In July, existing home sales in the U.S. rebounded after a four-month decline, as reported by the National Association of Realtors (NAR) on Thursday. Sales increased by a higher-than-anticipated 1.3 percent, reaching an annual rate of 3.95 million, following a significant 5.1 percent drop to a revised rate of 3.90 million in June.
Economists had forecasted a 1.0 percent increase in existing home sales, projecting an annual rate of 3.93 million from the originally reported 3.89 million for the previous month.
"Despite the modest gain, home sales remain sluggish," commented NAR Chief Economist Lawrence Yun. "However, consumers are experiencing more options, and affordability is improving due to lower interest rates."
The report highlighted a 1.0 percent decrease in the median existing home price, which fell to $422,600 in July from $426,900 in June. Nevertheless, this figure is still 4.2 percent higher than the $405,600 recorded in the same month last year.
Housing inventory at the end of July reached 1.33 million units, marking a 0.8 percent increase from 1.32 million in June and a 19.8 percent increase from 1.11 million units in July 2023. The unsold inventory equates to a 4.0-month supply at the current sales pace, a slight decrease from 4.1 months in June but an increase from 3.3 months a year earlier.

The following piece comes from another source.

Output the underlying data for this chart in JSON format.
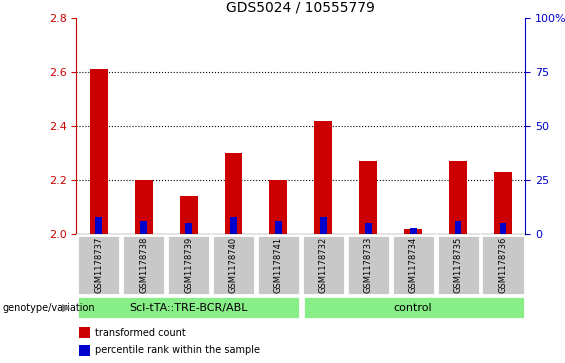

NAR also reported a 1.4 percent rise in single-family home sales, reaching an annual rate of 3.57 million in July, while sales of existing condominiums and co-ops remained stable at an annual rate of 380,000.
Additionally, the Commerce Department is set to release a separate report on new home sales for July on Friday. Projections indicate a 2.1 percent surge in new home sales, anticipated to reach an annual rate of 630,000 following a 0.6 percent drop to a rate of 617,000 in June.